The final third doesn’t see much change, with another slight reduction in the bold profile and a bit of an increase in sweetness. It is still quite strong however, not changing in the strength department since the beginning. The burn has stayed even after the touch-up in the second third, though it’s not as sharp as it was in the first. The ash that has been slightly flaky has tightened up as well, making it less messy to smoke. While the profile has gotten sweeter, with the caramel note still sitting in the background, there is a meaty note that has developed by what seems to be a melding of the pepper and gravy notes from earlier. The cigar finishes smoothly—as smooth as this bold and strong cigar can—and finishes up without getting hot or harsh.
- I found the easiest way to take the cap off was just to take your cutter and run it around the edge of the cap without trying to do a cut yourself. To get the flat-capped look, it appears the head has already been cut, and just trimming around the tobacco cap pops it off and you already have that perfect cut underneath. If you’re not careful and get the secondary tobacco cap, the whole thing can come unraveled.
- I usually just take off the very top tobacco cap on a cigar, so there’s still a bit of a curve on your normal parejo. The mouthfeel was a little odd with that straight cut giving an almost 90-degree angle to the head of the cigar.
- RoMa Craft Tobac showed off a sampler of 4 x 46 petit coronas at the 2015 IPCPR Convention & Trade Show. The sampler includes one cigar from each of their lines, which includes the Neanderthal blend.

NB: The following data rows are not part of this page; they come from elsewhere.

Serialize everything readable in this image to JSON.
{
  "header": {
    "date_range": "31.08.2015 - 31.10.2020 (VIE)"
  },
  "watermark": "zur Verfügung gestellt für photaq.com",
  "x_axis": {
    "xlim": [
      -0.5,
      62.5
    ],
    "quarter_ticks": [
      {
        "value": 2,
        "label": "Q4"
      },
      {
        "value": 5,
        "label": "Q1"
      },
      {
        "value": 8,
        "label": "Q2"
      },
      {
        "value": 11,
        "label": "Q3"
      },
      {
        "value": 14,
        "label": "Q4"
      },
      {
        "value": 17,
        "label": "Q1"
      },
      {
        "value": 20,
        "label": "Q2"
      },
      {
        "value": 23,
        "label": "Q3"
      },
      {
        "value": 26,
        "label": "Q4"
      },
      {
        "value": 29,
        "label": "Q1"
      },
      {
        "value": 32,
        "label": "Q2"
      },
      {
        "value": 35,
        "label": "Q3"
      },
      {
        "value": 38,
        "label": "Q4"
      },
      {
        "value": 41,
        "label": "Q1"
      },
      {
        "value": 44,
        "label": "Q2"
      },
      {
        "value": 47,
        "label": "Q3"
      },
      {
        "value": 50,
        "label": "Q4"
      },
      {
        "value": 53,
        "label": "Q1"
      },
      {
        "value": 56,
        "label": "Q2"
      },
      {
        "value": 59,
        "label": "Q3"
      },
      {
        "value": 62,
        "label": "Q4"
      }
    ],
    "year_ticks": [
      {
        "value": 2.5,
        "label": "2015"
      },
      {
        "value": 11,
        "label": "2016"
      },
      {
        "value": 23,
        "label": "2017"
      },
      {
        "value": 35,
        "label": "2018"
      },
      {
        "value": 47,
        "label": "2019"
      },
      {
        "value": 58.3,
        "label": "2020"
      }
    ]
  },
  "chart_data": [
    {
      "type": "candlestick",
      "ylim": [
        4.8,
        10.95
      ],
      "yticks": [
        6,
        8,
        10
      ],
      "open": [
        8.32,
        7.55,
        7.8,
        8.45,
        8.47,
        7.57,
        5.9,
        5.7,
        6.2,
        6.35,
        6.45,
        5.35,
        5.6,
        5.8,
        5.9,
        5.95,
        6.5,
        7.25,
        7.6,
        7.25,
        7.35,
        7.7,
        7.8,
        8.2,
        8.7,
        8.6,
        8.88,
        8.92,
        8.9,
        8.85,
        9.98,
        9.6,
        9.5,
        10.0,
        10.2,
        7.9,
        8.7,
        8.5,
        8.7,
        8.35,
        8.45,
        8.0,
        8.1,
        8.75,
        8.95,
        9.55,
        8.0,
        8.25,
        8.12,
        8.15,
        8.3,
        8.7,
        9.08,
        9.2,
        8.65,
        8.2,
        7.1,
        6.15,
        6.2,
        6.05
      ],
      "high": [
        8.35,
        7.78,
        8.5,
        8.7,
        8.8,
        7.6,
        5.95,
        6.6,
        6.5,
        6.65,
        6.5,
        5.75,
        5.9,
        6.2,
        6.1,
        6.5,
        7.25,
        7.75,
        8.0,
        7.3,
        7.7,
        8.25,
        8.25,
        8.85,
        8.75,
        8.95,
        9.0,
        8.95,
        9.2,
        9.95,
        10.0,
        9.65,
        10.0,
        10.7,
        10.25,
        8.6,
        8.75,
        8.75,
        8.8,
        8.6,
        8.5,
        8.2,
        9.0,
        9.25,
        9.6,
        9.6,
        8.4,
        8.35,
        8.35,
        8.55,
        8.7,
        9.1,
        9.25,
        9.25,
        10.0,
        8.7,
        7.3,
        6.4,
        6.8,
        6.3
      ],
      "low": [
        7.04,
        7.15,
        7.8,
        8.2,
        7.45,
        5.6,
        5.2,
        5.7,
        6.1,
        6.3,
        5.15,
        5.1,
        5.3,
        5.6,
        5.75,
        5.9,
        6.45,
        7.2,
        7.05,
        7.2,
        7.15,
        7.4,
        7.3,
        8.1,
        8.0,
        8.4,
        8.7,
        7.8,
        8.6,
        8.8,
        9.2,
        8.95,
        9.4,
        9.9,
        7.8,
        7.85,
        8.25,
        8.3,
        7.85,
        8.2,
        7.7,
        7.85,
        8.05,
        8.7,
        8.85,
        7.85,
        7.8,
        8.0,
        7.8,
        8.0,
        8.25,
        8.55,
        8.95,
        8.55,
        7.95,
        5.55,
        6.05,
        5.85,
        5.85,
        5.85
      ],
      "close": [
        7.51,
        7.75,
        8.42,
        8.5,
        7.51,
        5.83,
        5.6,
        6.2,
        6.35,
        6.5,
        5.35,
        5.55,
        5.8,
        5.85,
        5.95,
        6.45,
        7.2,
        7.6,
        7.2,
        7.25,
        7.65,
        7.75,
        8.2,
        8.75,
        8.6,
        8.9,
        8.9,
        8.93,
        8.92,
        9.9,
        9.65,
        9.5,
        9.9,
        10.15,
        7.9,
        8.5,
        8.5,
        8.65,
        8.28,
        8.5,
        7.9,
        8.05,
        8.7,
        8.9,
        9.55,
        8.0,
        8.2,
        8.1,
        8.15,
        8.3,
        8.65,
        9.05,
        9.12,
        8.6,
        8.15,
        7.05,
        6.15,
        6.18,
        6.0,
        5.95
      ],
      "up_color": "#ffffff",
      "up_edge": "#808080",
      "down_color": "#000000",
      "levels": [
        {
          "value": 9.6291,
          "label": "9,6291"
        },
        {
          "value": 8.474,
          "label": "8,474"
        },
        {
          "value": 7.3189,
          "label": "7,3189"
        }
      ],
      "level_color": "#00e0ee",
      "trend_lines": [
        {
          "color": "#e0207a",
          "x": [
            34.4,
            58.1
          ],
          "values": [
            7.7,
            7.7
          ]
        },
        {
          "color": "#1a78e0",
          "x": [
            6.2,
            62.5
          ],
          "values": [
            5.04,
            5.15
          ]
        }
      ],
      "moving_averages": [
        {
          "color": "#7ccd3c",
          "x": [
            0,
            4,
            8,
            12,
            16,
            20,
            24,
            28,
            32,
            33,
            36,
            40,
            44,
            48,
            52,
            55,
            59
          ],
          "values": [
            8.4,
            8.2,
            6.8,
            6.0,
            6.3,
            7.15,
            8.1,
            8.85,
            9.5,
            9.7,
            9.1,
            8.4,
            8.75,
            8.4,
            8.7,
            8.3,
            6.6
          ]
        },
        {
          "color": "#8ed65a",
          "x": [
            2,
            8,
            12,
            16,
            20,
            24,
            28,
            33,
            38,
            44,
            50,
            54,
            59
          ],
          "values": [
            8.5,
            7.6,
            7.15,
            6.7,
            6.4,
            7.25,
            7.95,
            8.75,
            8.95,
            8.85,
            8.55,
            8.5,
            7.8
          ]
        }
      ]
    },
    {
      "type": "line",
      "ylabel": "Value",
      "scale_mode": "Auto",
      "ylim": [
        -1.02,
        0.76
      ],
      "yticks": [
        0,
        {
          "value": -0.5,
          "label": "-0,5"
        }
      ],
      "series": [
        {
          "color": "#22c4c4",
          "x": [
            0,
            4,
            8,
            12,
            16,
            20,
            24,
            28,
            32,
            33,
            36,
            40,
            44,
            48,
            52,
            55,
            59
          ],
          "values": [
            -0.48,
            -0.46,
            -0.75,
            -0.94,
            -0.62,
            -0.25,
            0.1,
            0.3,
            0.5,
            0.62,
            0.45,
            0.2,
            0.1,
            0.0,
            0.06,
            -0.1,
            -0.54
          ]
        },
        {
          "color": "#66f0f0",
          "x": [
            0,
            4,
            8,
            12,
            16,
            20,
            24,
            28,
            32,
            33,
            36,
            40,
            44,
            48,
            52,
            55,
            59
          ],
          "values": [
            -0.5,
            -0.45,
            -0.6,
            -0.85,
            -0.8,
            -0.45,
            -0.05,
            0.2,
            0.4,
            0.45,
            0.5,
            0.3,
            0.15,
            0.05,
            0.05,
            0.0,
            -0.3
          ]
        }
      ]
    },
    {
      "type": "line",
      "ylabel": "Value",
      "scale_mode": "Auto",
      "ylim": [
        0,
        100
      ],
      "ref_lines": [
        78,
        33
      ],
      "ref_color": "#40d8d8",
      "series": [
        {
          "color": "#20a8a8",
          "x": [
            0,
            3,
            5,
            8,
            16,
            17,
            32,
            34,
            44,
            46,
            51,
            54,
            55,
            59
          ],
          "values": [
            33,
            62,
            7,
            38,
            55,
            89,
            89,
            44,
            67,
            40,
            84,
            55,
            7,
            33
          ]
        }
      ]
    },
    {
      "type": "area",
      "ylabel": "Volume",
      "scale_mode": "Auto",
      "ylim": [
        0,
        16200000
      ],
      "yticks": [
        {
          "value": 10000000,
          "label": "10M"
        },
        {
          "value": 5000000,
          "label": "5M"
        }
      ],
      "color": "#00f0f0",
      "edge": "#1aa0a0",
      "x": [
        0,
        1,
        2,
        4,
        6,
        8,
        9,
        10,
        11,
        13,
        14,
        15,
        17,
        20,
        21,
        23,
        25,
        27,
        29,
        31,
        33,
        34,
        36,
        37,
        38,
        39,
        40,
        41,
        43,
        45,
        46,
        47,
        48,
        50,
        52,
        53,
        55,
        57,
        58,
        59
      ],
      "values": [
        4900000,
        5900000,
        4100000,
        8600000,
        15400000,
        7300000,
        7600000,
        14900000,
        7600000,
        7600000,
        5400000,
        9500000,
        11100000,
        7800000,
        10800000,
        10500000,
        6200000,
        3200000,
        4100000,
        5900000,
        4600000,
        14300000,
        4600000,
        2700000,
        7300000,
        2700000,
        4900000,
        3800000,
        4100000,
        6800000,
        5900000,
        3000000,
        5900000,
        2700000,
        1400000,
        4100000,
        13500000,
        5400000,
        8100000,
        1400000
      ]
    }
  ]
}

This brings the line to three sizes, though the sampler is limited to 600 boxes.
- I did get to try the 4 x 46 Neanderthal, which is named HoxD. The tasting notes were very similar, and while it still produced quite a punch, it wasn’t as strong as the larger SGP.
- As with most of the exclusive releases from RoMa Craft Tobac, you might also see the SGP at events in addition to the two stores.
- Cigars for this review were provided to halfwheel by Riverside Cigar Shop & Lounge and RoMa Craft Tobac.
- Serious Cigars is a site sponsor.
- Final smoking time averaged around an hour and 20 minutes.
- The only places to purchase the Neanderthal SGP are Serious Cigars and Riverside Cigar Shop & Lounge (812.284.6198).
Update (Oct. 7, 2015) — The size was originally listed as 4 1/2 x 52, it is in fact 4 1/4.
Having not had the chance to try the original Neanderthal HN, I don’t know how this would blend would translate into a larger cigar. The compact smoke gave enough of a punch that smoking the two samples back to back was enough for me. Having said that though, it’s a fantastic blend that has some interesting and enjoyable flavors and isn’t just in-your-face strong with a smothering amount of black pepper. The construction was great for the most part, with just a slight bit of annoyance from the flaky ash and a little touching up needed in the middle, but otherwise was easy to smoke and didn’t need any babysitting. If your profile leans towards a strong, bold cigar, then the Neanderthal SGP will be right down your alley. You might shy away from the price tag of a 4 1/4 robusto, but you’d be doing yourself a disservice if you didn’t at least give these a try.